Aber ihr macht weiter?
Natürlich! Wir bleiben weiter aktiv und versuchen, unsere Themen den Menschen nahezubringen. Klar sind wir eine relativ kleine Gruppe, aber Brühl ist ja auch eine Kleinstadt. Da würde es sich zum Beispiel nicht lohnen, jeden Freitag zu demonstrieren. Lieber sprechen wir die Menschen direkt an, informieren sie und versuchen natürlich, die Stadt an sich nachhaltiger zu machen. Dabei werden wir ja auch von den Parents und anderen Brühler Aktionsbündnissen unterstützt.
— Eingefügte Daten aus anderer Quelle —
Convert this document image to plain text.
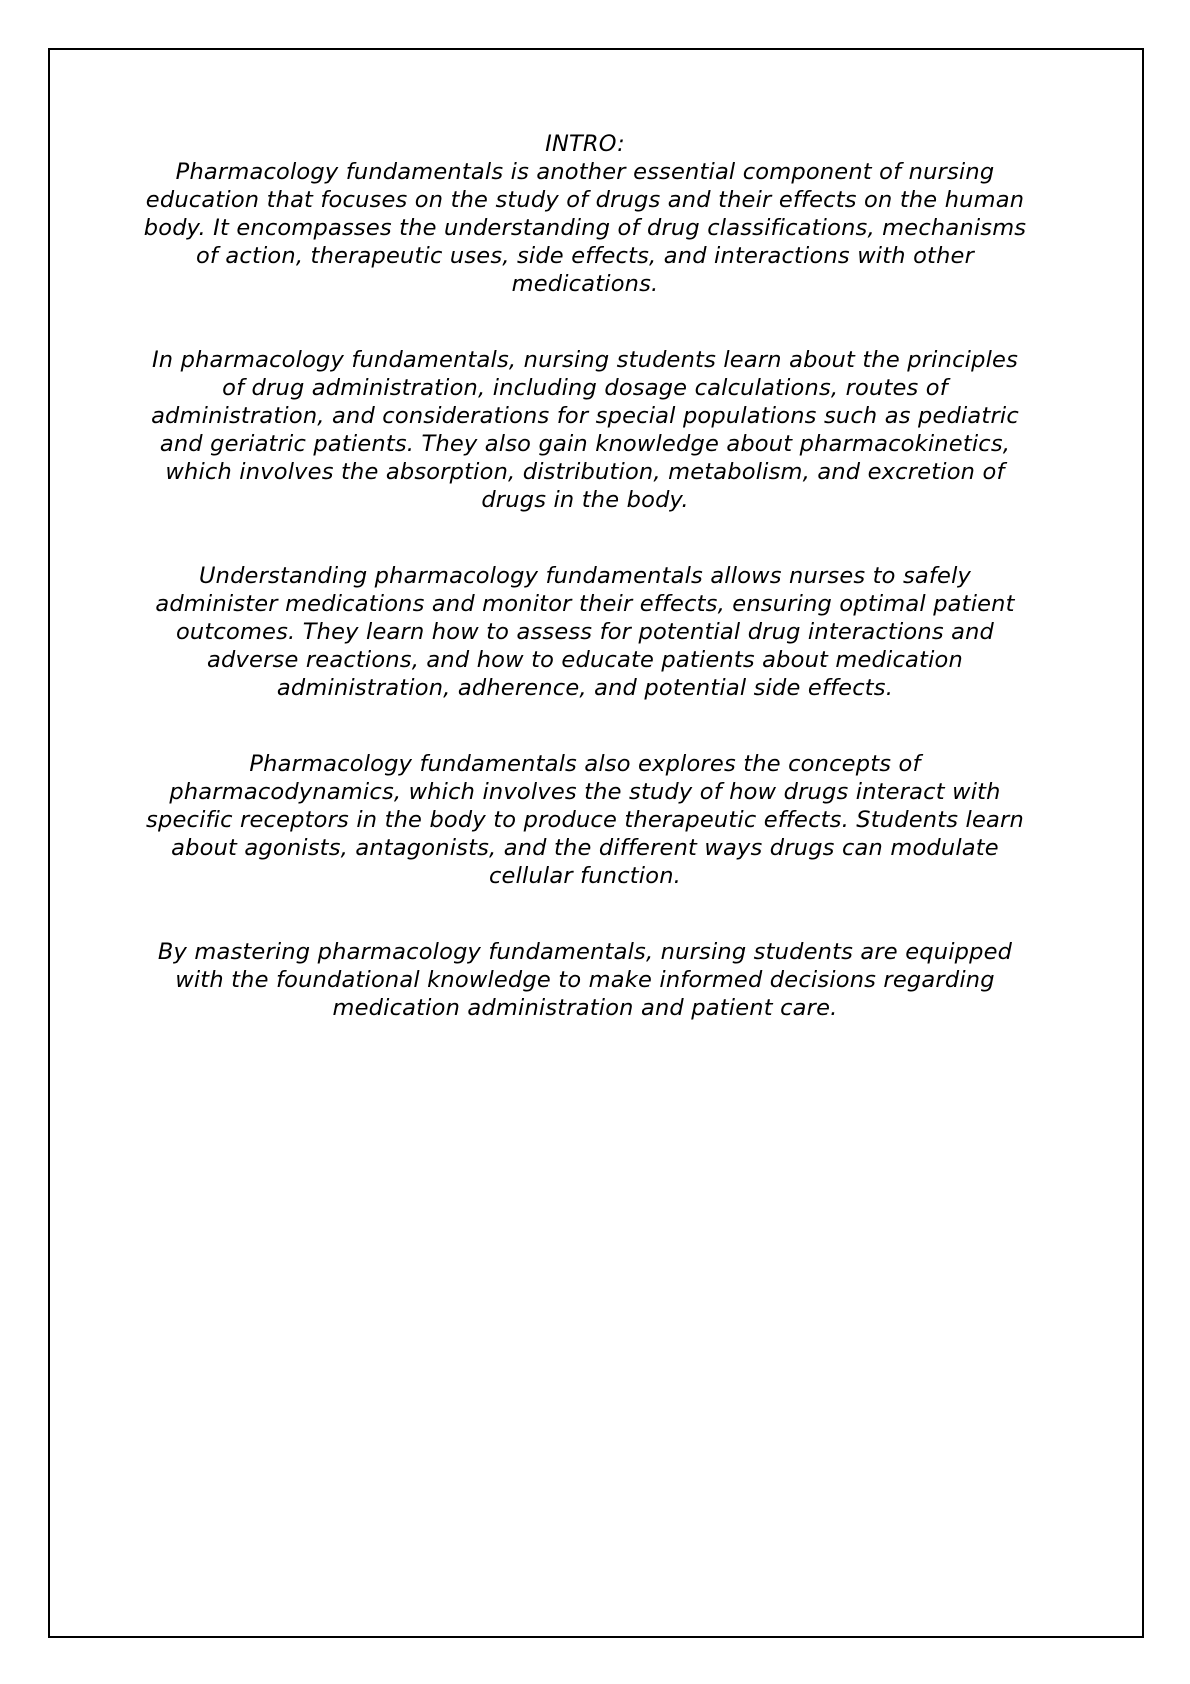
INTRO:

Pharmacology fundamentals is another essential component of nursing education that focuses on the study of drugs and their effects on the human body. It encompasses the understanding of drug classifications, mechanisms of action, therapeutic uses, side effects, and interactions with other medications.

In pharmacology fundamentals, nursing students learn about the principles of drug administration, including dosage calculations, routes of administration, and considerations for special populations such as pediatric and geriatric patients. They also gain knowledge about pharmacokinetics, which involves the absorption, distribution, metabolism, and excretion of drugs in the body.

Understanding pharmacology fundamentals allows nurses to safely administer medications and monitor their effects, ensuring optimal patient outcomes. They learn how to assess for potential drug interactions and adverse reactions, and how to educate patients about medication administration, adherence, and potential side effects.

Pharmacology fundamentals also explores the concepts of pharmacodynamics, which involves the study of how drugs interact with specific receptors in the body to produce therapeutic effects. Students learn about agonists, antagonists, and the different ways drugs can modulate cellular function.

By mastering pharmacology fundamentals, nursing students are equipped with the foundational knowledge to make informed decisions regarding medication administration and patient care.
Die Frage ist eigentlich absurd, denn ich finde, das sollte inzwischen selbstverständlich sein. Warum ich dabei bleibe? Zum Beispiel, weil wir hier vor den Überflutungen sitzen. Der Klimawandel ist hier. Und es macht mich sehr sehr wütend, wenn Leute immer noch behaupten, solche Extremwettersituationen liegen nicht am Klimawandel. Das Thema muss endlich ernstgenommen werden! Menschen sterben jetzt schon deswegen. Ich weiß einfach nicht, warum nicht schon viel mehr dagegen unternommen wird. Jeder kann etwas tun, natürlich in unterschiedlichen Maßen, allen voran die Stadt.